You are viewing a plain text version of this content. The canonical link for it is here.
Posted to user@spark.apache.org by Shams ul Haque <sh...@cashcare.in> on 2015/10/27 11:50:21 UTC

Separate all values from Iterable

Hi,

I have grouped all my customers in JavaPairRDD<Long, Iterable<ProductBean>>
by there customerId (of Long type). Means every customerId have a List or
ProductBean.

Now i want to save all ProductBean to DB irrespective of customerId. I got
all values by using method
JavaRDD<Iterable<ProductBean>> values = custGroupRDD.values();

Now i want to convert JavaRDD<Iterable<ProductBean>> to JavaRDD<Object,
BSONObject> so that i can save it to Mongo. Remember, every BSONObject is
made of Single ProductBean.

I am not getting any idea of how to do this in Spark, i mean which Spark's
Transformation is used to do that job. I think this task is some kind
of seperate
all values from Iterable. Please let me know how is this possible.
Any hint in Scala or Python are also ok.


Thanks

Shams

Re: Separate all values from Iterable

Posted by Adrian Tanase <at...@adobe.com>.
The operator you’re looking for is .flatMap. It flattens all the results if you have nested lists of results (e.g. A map over a source element can return zero or more target elements)
I’m not very familiar with the Java APIs but in scala it would go like this (keeping type annotations only as documentation):

def toBson(bean: ProductBean): BSONObject = { … }

val customerBeans: RDD[(Long, Seq[ProductBean])] = allBeans.groupBy(_.customerId)
val mongoObjects: RDD[BSONObject] = customerBeans.flatMap { case (id, beans) => beans.map(toBson) }

Hope this helps,
-adrian

From: Shams ul Haque
Date: Tuesday, October 27, 2015 at 12:50 PM
To: "user@spark.apache.org<ma...@spark.apache.org>"
Subject: Separate all values from Iterable

Hi,


I have grouped all my customers in JavaPairRDD<Long, Iterable<ProductBean>> by there customerId (of Long type). Means every customerId have a List or ProductBean.

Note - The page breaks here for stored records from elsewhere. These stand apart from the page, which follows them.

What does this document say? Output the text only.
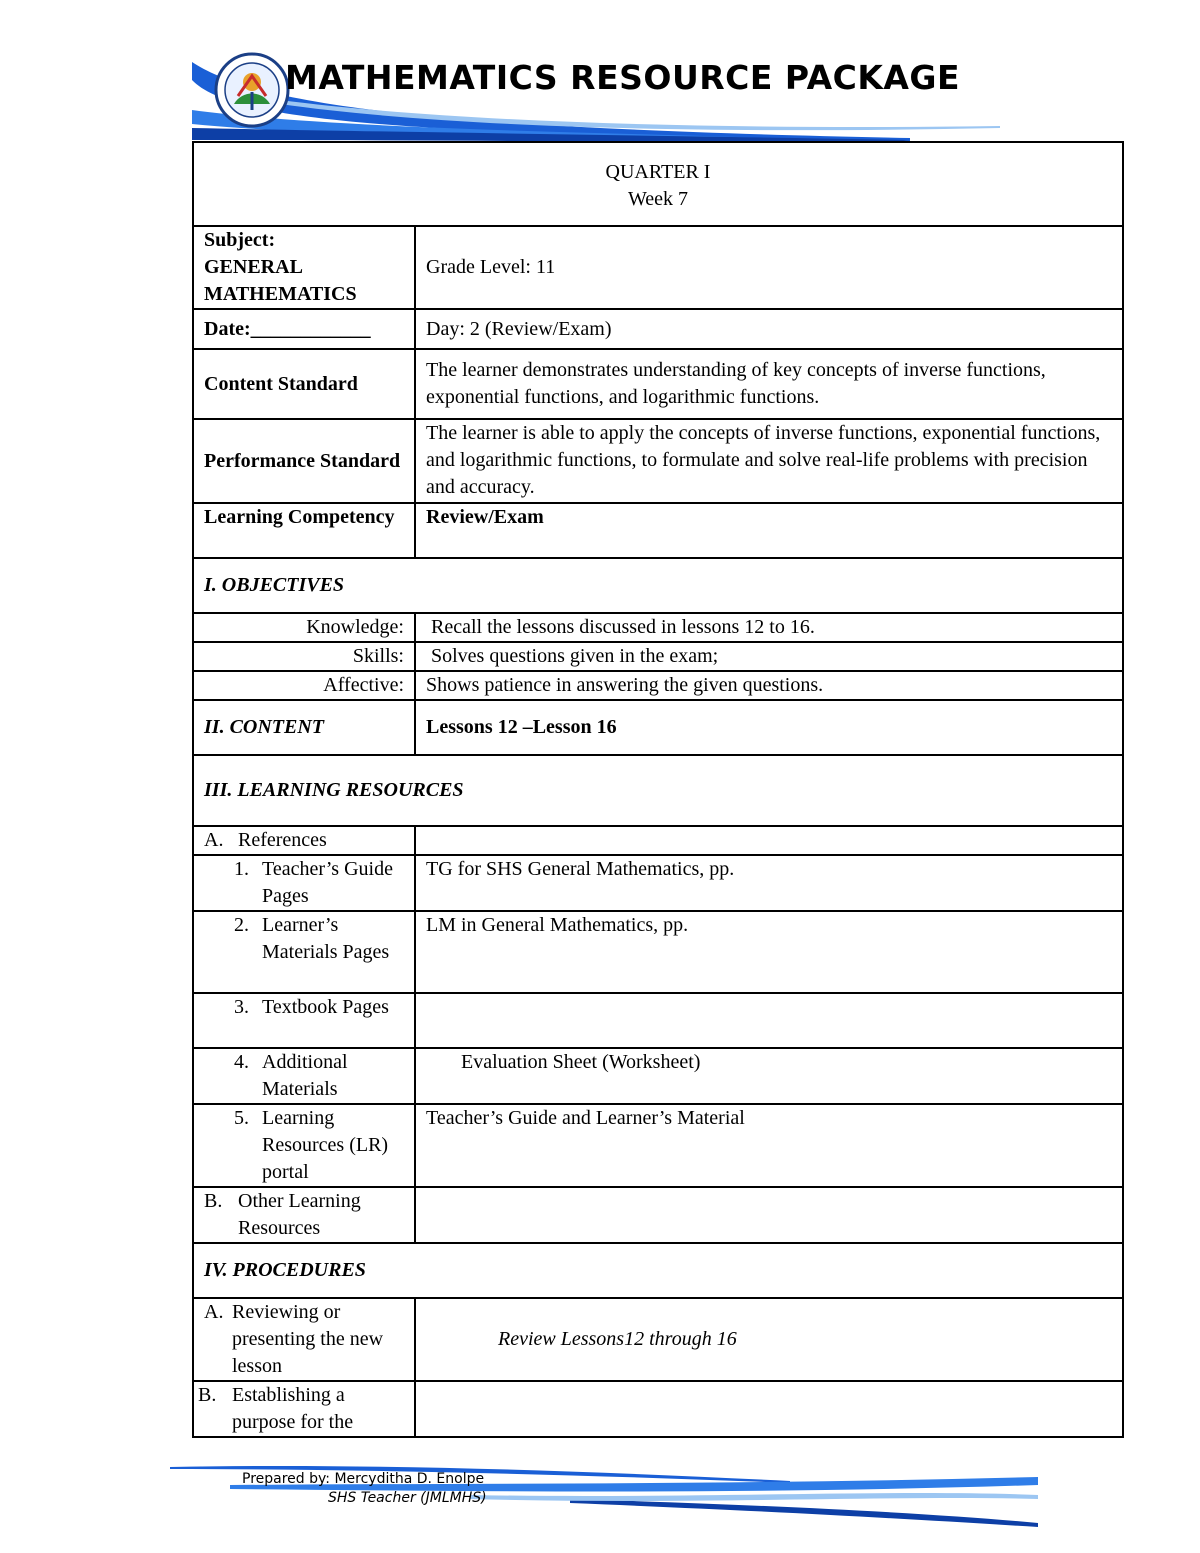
MATHEMATICS RESOURCE PACKAGE
QUARTER I
Week 7	

Subject:
GENERAL MATHEMATICS	Grade Level: 11
Date:____________	Day: 2 (Review/Exam)
Content Standard	The learner demonstrates understanding of key concepts of inverse functions, exponential functions, and logarithmic functions.
Performance Standard	The learner is able to apply the concepts of inverse functions, exponential functions, and logarithmic functions, to formulate and solve real-life problems with precision and accuracy.
Learning Competency	Review/Exam
I. OBJECTIVES	
Knowledge:	Recall the lessons discussed in lessons 12 to 16.
Skills:	Solves questions given in the exam;
Affective:	Shows patience in answering the given questions.
II. CONTENT	Lessons 12 –Lesson 16
III. LEARNING RESOURCES	

A. References	

1. Teacher’s Guide Pages	TG for SHS General Mathematics, pp.

2. Learner’s Materials Pages	LM in General Mathematics, pp.

3. Textbook Pages	

4. Additional Materials	Evaluation Sheet (Worksheet)

5. Learning Resources (LR) portal	Teacher’s Guide and Learner’s Material

B. Other Learning Resources	

IV. PROCEDURES	

A. Reviewing or presenting the new lesson	Review Lessons12 through 16

B. Establishing a purpose for the	

Prepared by: Mercyditha D. Enolpe
SHS Teacher (JMLMHS)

Now i want to save all ProductBean to DB irrespective of customerId. I got all values by using method
JavaRDD<Iterable<ProductBean>> values = custGroupRDD.values();

Now i want to convert JavaRDD<Iterable<ProductBean>> to JavaRDD<Object, BSONObject> so that i can save it to Mongo. Remember, every BSONObject is made of Single ProductBean.

I am not getting any idea of how to do this in Spark, i mean which Spark's Transformation is used to do that job. I think this task is some kind of seperate all values from Iterable. Please let me know how is this possible.
Any hint in Scala or Python are also ok.


Thanks

Shams